Time Limit: 1000MS		Memory Limit: 10000K
Total Submissions: 15869		Accepted: 6474

Description
You are to write a program that has to generate all possible words from a given set of letters.

Example: Given the word "abc", your program should - by exploring all different combination of the three letters - output the words "abc", "acb", "bac", "bca", "cab" and "cba".

In the word taken from the input file, some letters may appear more than once. For a given word, your program should not produce the same word more than once, and the words should be output in alphabetically ascending order.

Input
The input consists of several words. The first line contains a number giving the number of words to follow. Each following line contains one word. A word consists of uppercase or lowercase letters from A to Z. Uppercase and lowercase
letters are to be considered different. The length of each word is less than 13.
Output
For each word in the input, the output should contain all different words that can be generated with the letters of the given word. The words generated from the same input word should be output in alphabetically ascending order.
An upper case letter goes before the corresponding lower case letter.
Sample Input

3
aAb
abc
acba

Sample Output

Aab
Aba
aAb
abA
bAa
baA
abc
acb
bac
bca
cab
cba
aabc
aacb
abac
abca
acab
acba
baac
baca
bcaa
caab
caba
cbaa

Hint
An upper case letter goes before the corresponding lower case letter.

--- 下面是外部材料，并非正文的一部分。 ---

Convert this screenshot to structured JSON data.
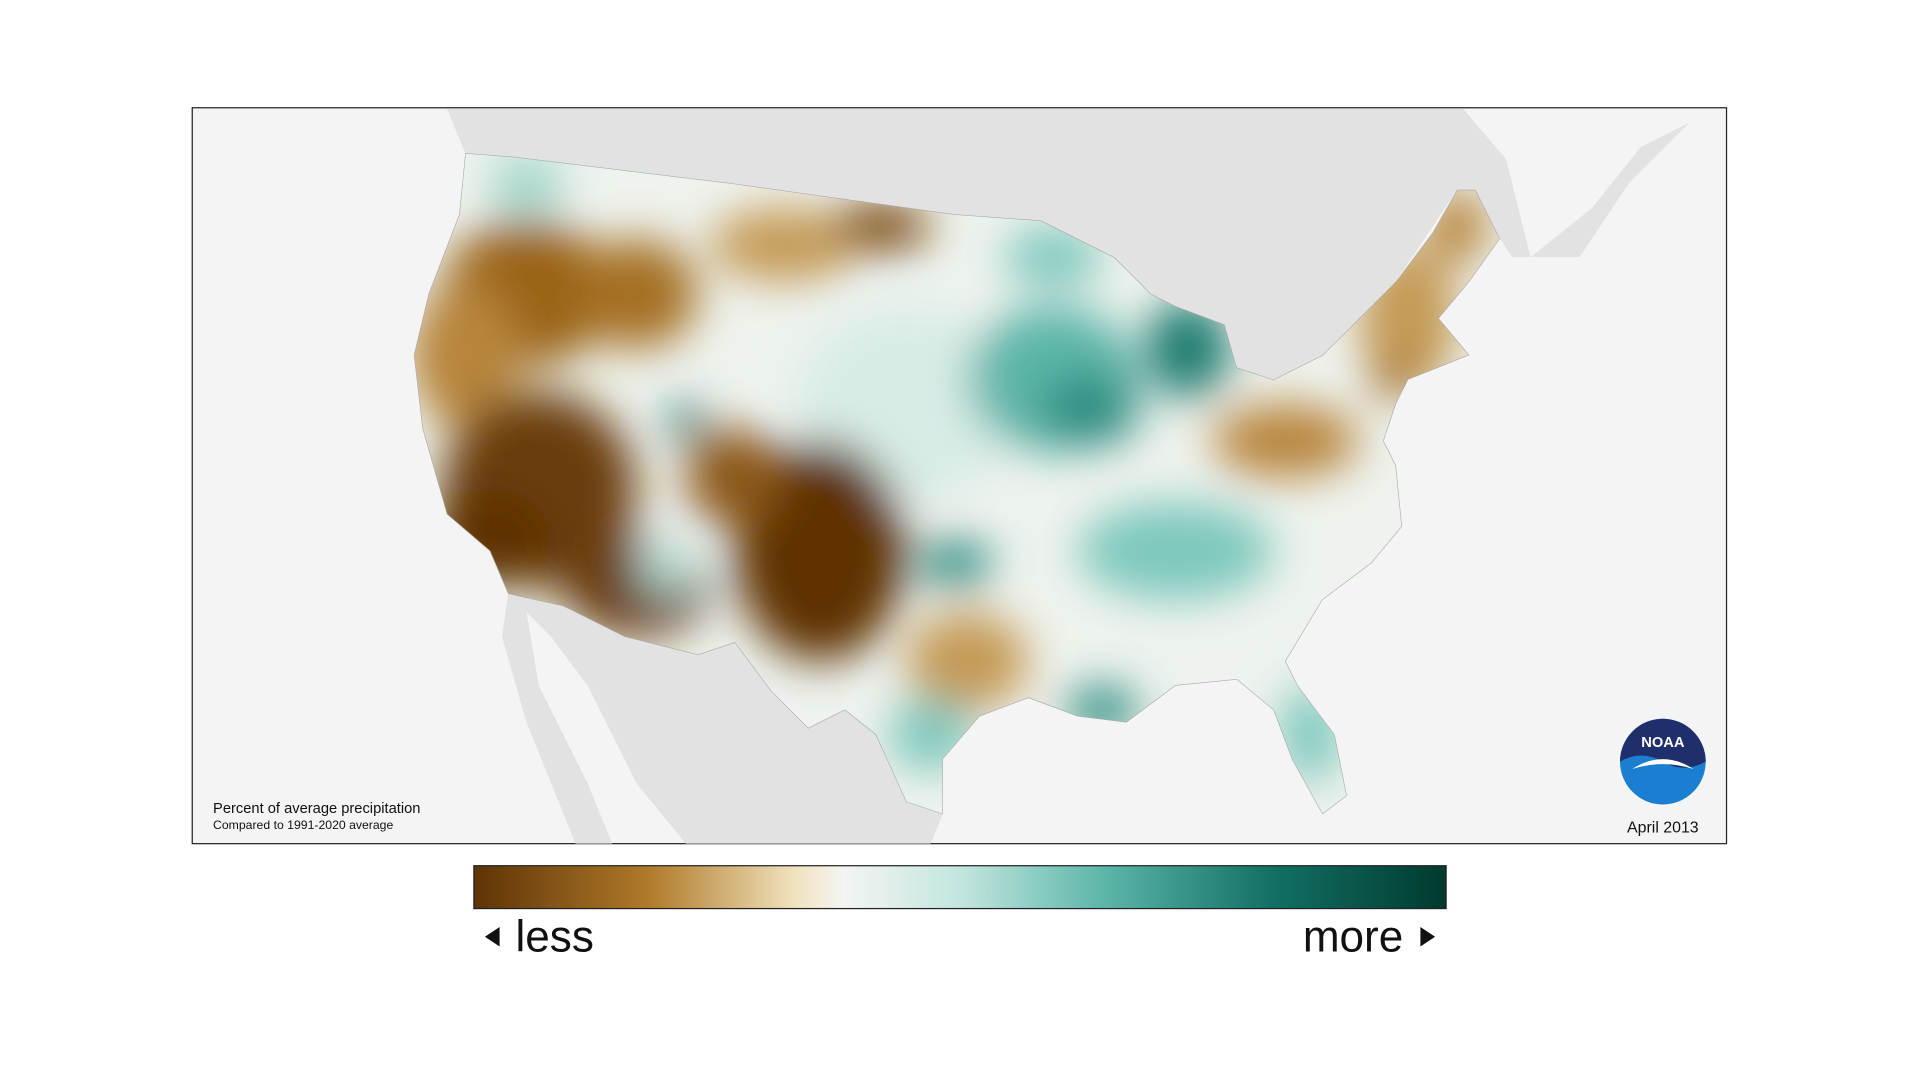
{
  "map": {
    "title": "Percent of average precipitation",
    "subtitle": "Compared to 1991-2020 average",
    "date": "April 2013",
    "logo": "NOAA"
  },
  "legend": {
    "low": "less",
    "high": "more"
  }
}
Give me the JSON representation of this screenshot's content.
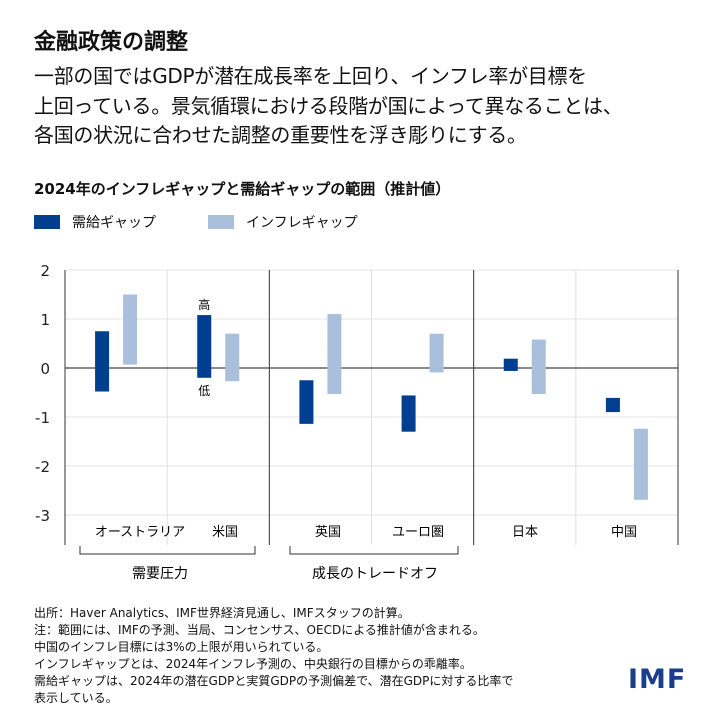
{
  "title": "金融政策の調整",
  "subtitle": [
    "一部の国ではGDPが潜在成長率を上回り、インフレ率が目標を",
    "上回っている。景気循環における段階が国によって異なることは、",
    "各国の状況に合わせた調整の重要性を浮き彫りにする。"
  ],
  "colors": {
    "demand": "#003f8f",
    "inflation": "#a9bfdb",
    "logo": "#1a3e8c"
  },
  "chart_data": {
    "type": "bar",
    "subtype": "floating-range",
    "title": "2024年のインフレギャップと需給ギャップの範囲（推計値）",
    "categories": [
      "オーストラリア",
      "米国",
      "英国",
      "ユーロ圏",
      "日本",
      "中国"
    ],
    "groups": [
      {
        "label": "需要圧力",
        "categories": [
          "オーストラリア",
          "米国"
        ]
      },
      {
        "label": "成長のトレードオフ",
        "categories": [
          "英国",
          "ユーロ圏"
        ]
      }
    ],
    "series": [
      {
        "name": "需給ギャップ",
        "color": "#003f8f",
        "high": [
          0.75,
          1.08,
          -0.25,
          -0.56,
          0.19,
          -0.61
        ],
        "low": [
          -0.48,
          -0.2,
          -1.14,
          -1.3,
          -0.06,
          -0.9
        ]
      },
      {
        "name": "インフレギャップ",
        "color": "#a9bfdb",
        "high": [
          1.5,
          0.7,
          1.1,
          0.7,
          0.58,
          -1.24
        ],
        "low": [
          0.07,
          -0.27,
          -0.53,
          -0.09,
          -0.53,
          -2.69
        ]
      }
    ],
    "annotations": {
      "high": "高",
      "low": "低"
    },
    "ylim": [
      -3,
      2
    ],
    "yticks": [
      2,
      1,
      0,
      -1,
      -2,
      -3
    ],
    "grid": true,
    "legend": "top-left"
  },
  "footer": [
    "出所：Haver Analytics、IMF世界経済見通し、IMFスタッフの計算。",
    "注：範囲には、IMFの予測、当局、コンセンサス、OECDによる推計値が含まれる。",
    "中国のインフレ目標には3%の上限が用いられている。",
    "インフレギャップとは、2024年インフレ予測の、中央銀行の目標からの乖離率。",
    "需給ギャップは、2024年の潜在GDPと実質GDPの予測偏差で、潜在GDPに対する比率で",
    "表示している。"
  ],
  "logo": "IMF"
}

So the right order of letters is 'A'<'a'<'B'<'b'<...<'Z'<'z'.
Source
Southwestern European Regional Contest 1995
解题思路：水题一道，当然要感谢C++提供的强大的库函数（尤其是next_permutation（）可以进行全排列，太帅了！）需要注意的是本题并不是要求按ASCII排列，而是按题目最后的要求进行排列。

#include<iostream>
#include<string>
#include<cstring>
#include<algorithm>
using namespace std;
bool cmp(char c1,char c2){
	if(tolower(c1) == tolower(c2)) //字母相同的话，大写在前，小写在后
		return c1 < c2;
	else                         //否则按字母表顺序从前到后排列
		return tolower(c1) < tolower(c2);
}
int main(){
	int n;
	cin >> n;
	int i;
        string str;
	for(i = 0; i < n; i++){
		cin >> str;
		sort(str.begin(),str.end(),cmp);//第一次排列
		do{
			cout << str << endl;
		}while(next_permutation(str.begin(),str.end(),cmp));//全排列直至最后一个
	}
	return 0;
}